On Monday, Philippe, Charlotte, and I went to meet Dr. King. Not the one we’ve been celebrating all week, of course. Not even his cousin, I don’t think. Dr. King the orthopedist.

Because it floored me, I have to start with the least important information: Charlotte clocked in at 4’7″. I think this is at least an inch taller than her annual check up last month.

On the scoliosis front: Charlotte was examined by Dr. JP Manolo, a resident. He was thorough, kind, and smart.  He took notes, told us what he found and what he was looking for. He explained the different kinds of scoliosis (infant, youth, adult). His conversational tone put us at ease and he observed Charlotte as he spoke. While he was clearly going to examine her, I think he had decided on first glance that he wasn’t looking at anything frightening. So he set about setting us at ease.

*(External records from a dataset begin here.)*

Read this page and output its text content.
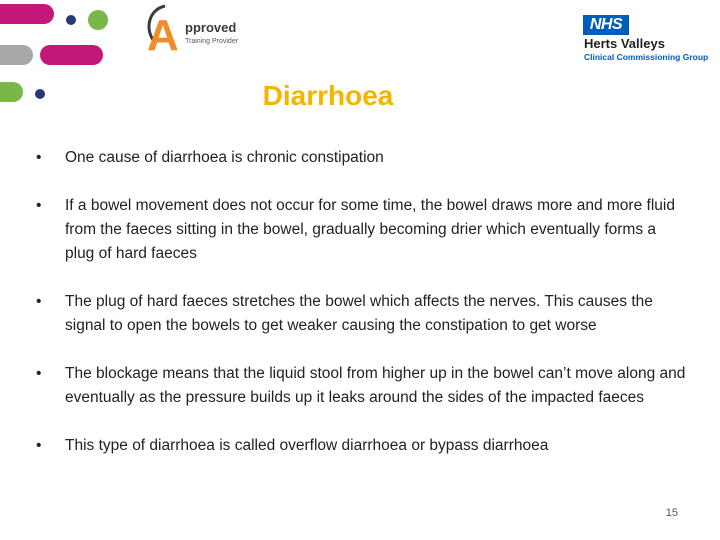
A pproved
Training Provider
NHS
Herts Valleys
Clinical Commissioning Group
Diarrhoea
• One cause of diarrhoea is chronic constipation
• If a bowel movement does not occur for some time, the bowel draws more and more fluid from the faeces sitting in the bowel, gradually becoming drier which eventually forms a plug of hard faeces
• The plug of hard faeces stretches the bowel which affects the nerves. This causes the signal to open the bowels to get weaker causing the constipation to get worse
• The blockage means that the liquid stool from higher up in the bowel can’t move along and eventually as the pressure builds up it leaks around the sides of the impacted faeces
• This type of diarrhoea is called overflow diarrhoea or bypass diarrhoea
15
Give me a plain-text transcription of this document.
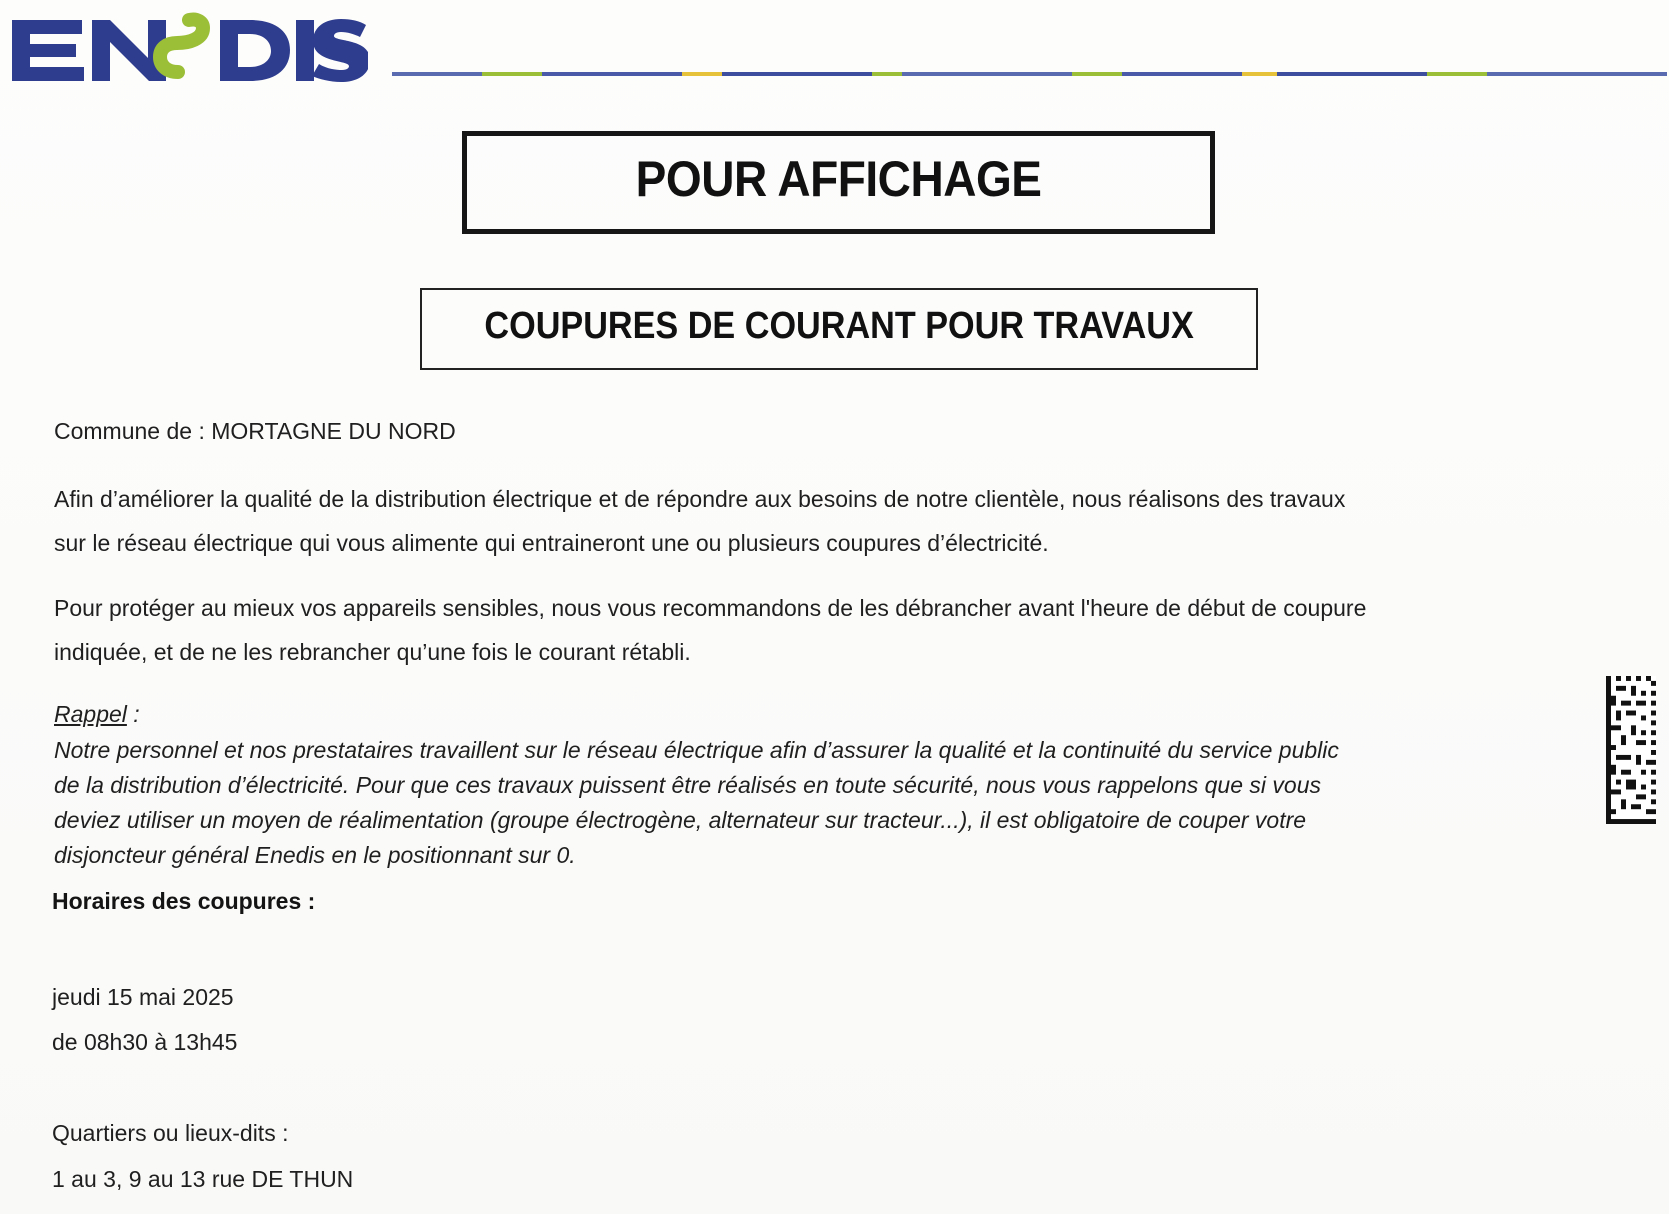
POUR AFFICHAGE
COUPURES DE COURANT POUR TRAVAUX
Commune de : MORTAGNE DU NORD
Afin d’améliorer la qualité de la distribution électrique et de répondre aux besoins de notre clientèle, nous réalisons des travaux
sur le réseau électrique qui vous alimente qui entraineront une ou plusieurs coupures d’électricité.
Pour protéger au mieux vos appareils sensibles, nous vous recommandons de les débrancher avant l'heure de début de coupure
indiquée, et de ne les rebrancher qu’une fois le courant rétabli.
Rappel :
Notre personnel et nos prestataires travaillent sur le réseau électrique afin d’assurer la qualité et la continuité du service public
de la distribution d’électricité. Pour que ces travaux puissent être réalisés en toute sécurité, nous vous rappelons que si vous
deviez utiliser un moyen de réalimentation (groupe électrogène, alternateur sur tracteur...), il est obligatoire de couper votre
disjoncteur général Enedis en le positionnant sur 0.
Horaires des coupures :
jeudi 15 mai 2025
de 08h30 à 13h45
Quartiers ou lieux-dits :
1 au 3, 9 au 13 rue DE THUN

Then he examined Charlotte. First, he had her touch her toes. Charlotte has had tight hamstrings forever, so this part of the exam is hard for her–simply touching her toes without bending her knees is a challenge. He measured the curvature in her spine with a device that looked like a level with a half moon cut out of it. And he found a 7% curvature.  Then he sent Charlotte for an x-ray.

Don't you love that they have thought to protect all of her reproductive parts?!

Dr. King came in with Dr. Manolo to explain the findings: Charlotte has a 15% curvature in her spine. This is, he said, “just a number.” 0-10% is “not diagnostic.” 10-30% is considered mild, 30-45% is moderate and >45% is serious, requiring surgery. He noted that +45% is rarely seen in children who don’t have serious underlying  medical issues. Charlotte’s curvature may be related to the truncus arterious and thus be “embryological” or it could be related to the cracking open of her ribs for repair. till related to the TA, but more a result of a surgical interruption in regular growth.

15% requires observation. We’ll go back in about 6 months. At that point, the 15% becomes a baseline and Dr. King will determine if the curvature is progressing or holding steady. He noted that more than 30% would require a brace, but that the doctors understand the repercussions of bracing an adolescent (Deenie, anyone?) and they try to avoid it.

At this point, there is nothing to do. No exercises can prevent or stem the curvature. I think our relief was palpable. I’m quite surprised we didn’t giggle.  All in all, it was another wonderful Lurie Children’s Hospital experience, and not just because we got the answer we prayed for.